Jusqu’au début du 20ème siècle, il demeure très bien représenté, voire documenté sur plusieurs pages ! Mais depuis, il ne cesse d’être traité avec mépris, et tend à disparaître totalement des manuels d’anatomie. Il n’apparaît d’ailleurs dans quasiment aucun logiciel d’anatomie en 3D qui pullulent pourtant sur internet (vous ne me croyez pas ? Faites le test vous-même comme je l’ai fait…).
Le ressortir de l’ombre
De nombreuses personnes, professionnels de santé entre autres, s’inquiètent de cette réelle omerta aux conséquences bien réelles : domination masculine, rapports sexuels biaisés…
Certains utilisent les nouvelles technologies pour arriver à leurs fins. Ainsi, un clito en 3D a vu le jour grâce aux fameuses imprimantes du même nom et une chercheuse indépendante en sociologie des sciences et spécialiste des questions de sexe, Odile Fillod. Celle-ci voulait « montrer concrètement à quoi ressemble cet organe dont l’anatomie est généralement méconnue ou mal comprise ».
D’autres utilisent la caméra, comme Michèle Dominici, auteure du fabuleux « Le clitoris, ce cher inconnu ». Ce documentaire, sorti en 2005 (dans lequel apparaît Helen O’Connell, citée plus haut), est « là pour nous aider à mieux nous connaître et à mieux nous comprendre. » Le sujet s’impose à Michèle Dominici alors qu’elle a déjà 30 ans, et qu’elle réalise son ignorance concernant son propre corps : « Je compris alors que parler du clitoris, c’était dire aux femmes : faîtes confiance à votre corps, avant de faire confiance aux théories des autres, qu’elles soient savantes, moralistes, libérées ou scientifiquement prouvées ».

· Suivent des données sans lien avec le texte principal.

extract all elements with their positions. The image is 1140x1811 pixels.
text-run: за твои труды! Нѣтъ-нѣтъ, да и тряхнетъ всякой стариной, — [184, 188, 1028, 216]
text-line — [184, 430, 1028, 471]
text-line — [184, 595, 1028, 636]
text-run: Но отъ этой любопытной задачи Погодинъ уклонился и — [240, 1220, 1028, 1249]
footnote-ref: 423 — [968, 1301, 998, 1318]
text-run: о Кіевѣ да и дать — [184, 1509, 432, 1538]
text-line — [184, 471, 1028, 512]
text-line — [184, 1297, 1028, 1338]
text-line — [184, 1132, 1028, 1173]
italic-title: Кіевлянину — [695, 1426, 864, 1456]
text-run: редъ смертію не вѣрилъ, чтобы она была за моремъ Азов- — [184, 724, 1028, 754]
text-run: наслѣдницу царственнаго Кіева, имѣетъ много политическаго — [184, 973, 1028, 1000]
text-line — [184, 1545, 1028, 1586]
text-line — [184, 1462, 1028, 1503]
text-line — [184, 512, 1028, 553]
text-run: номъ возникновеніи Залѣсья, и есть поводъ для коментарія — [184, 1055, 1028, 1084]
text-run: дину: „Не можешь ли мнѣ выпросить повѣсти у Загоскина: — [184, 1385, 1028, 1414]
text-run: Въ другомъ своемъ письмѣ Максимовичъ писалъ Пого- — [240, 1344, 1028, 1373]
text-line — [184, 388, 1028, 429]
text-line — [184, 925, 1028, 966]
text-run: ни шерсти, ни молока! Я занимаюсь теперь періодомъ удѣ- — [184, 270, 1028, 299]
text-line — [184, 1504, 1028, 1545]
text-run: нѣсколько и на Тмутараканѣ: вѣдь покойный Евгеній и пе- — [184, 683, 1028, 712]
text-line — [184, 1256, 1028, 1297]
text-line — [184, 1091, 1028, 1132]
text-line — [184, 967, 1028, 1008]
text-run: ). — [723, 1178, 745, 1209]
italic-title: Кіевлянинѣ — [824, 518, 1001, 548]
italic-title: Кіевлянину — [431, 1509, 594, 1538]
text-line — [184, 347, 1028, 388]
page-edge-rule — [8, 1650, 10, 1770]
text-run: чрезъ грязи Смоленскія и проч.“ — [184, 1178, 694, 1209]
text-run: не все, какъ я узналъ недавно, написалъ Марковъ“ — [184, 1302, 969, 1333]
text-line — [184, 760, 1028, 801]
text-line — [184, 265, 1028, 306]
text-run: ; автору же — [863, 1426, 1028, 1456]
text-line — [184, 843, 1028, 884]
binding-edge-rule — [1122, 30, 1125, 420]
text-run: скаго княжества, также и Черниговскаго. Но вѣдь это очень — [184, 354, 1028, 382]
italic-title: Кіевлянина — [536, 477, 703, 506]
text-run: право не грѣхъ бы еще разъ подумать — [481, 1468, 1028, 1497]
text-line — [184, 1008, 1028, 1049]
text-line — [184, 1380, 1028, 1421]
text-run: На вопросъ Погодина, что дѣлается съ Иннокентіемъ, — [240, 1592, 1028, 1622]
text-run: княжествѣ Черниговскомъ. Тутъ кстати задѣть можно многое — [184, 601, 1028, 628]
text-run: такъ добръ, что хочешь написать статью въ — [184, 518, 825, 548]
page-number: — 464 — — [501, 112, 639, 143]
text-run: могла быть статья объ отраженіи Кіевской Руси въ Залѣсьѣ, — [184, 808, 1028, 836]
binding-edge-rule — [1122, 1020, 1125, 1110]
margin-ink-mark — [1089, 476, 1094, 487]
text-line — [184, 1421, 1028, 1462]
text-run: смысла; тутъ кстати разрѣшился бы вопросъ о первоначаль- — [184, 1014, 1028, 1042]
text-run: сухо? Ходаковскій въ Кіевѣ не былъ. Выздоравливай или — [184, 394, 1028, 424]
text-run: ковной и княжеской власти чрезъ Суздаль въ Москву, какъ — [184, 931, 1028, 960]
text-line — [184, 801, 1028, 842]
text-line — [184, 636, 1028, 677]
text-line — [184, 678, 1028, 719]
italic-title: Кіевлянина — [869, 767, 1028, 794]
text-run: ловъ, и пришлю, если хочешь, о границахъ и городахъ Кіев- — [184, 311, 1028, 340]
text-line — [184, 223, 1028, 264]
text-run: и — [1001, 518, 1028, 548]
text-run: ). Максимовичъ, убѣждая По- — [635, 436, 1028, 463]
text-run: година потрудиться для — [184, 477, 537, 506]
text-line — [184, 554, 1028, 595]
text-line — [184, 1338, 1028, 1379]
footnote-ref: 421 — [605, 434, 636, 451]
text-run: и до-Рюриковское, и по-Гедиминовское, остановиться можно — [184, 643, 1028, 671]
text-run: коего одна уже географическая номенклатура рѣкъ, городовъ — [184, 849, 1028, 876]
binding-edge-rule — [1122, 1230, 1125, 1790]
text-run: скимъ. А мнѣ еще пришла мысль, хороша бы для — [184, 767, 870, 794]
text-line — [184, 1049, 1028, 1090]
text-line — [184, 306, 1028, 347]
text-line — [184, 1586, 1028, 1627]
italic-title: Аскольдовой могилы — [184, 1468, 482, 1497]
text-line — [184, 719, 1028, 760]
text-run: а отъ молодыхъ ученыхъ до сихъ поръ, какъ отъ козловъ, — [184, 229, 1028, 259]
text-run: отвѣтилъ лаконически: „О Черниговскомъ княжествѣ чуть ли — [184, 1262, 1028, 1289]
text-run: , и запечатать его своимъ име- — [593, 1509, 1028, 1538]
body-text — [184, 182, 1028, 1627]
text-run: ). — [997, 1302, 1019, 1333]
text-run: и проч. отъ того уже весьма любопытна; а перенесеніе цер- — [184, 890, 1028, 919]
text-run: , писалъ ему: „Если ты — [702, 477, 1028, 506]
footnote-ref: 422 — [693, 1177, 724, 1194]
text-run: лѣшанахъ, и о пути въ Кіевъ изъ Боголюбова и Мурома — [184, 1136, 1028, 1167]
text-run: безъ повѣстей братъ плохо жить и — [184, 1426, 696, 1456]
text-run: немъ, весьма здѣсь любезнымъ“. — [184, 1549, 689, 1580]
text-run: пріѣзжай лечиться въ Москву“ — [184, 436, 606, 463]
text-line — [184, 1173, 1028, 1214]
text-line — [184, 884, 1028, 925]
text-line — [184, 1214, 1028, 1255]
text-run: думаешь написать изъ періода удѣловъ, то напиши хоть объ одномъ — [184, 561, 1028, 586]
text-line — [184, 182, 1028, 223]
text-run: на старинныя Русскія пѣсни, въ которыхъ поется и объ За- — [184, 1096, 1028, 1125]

Et c’est bien là tout l’enjeu de cette sortie du silence : se réapproprier son corps et sa sexualité, et réapprendre à connaître ce « trône [des] plaisirs et [des] voluptés »…
1 – vaste motif ou ensemble de motifs géométriques réalisé dans un champ de céréales par flexion ou flétrissure des épis, visible depuis le ciel.
2 – De Maïa Mazaurette et Damien Mascret, publié en 2007 chez La Musardine.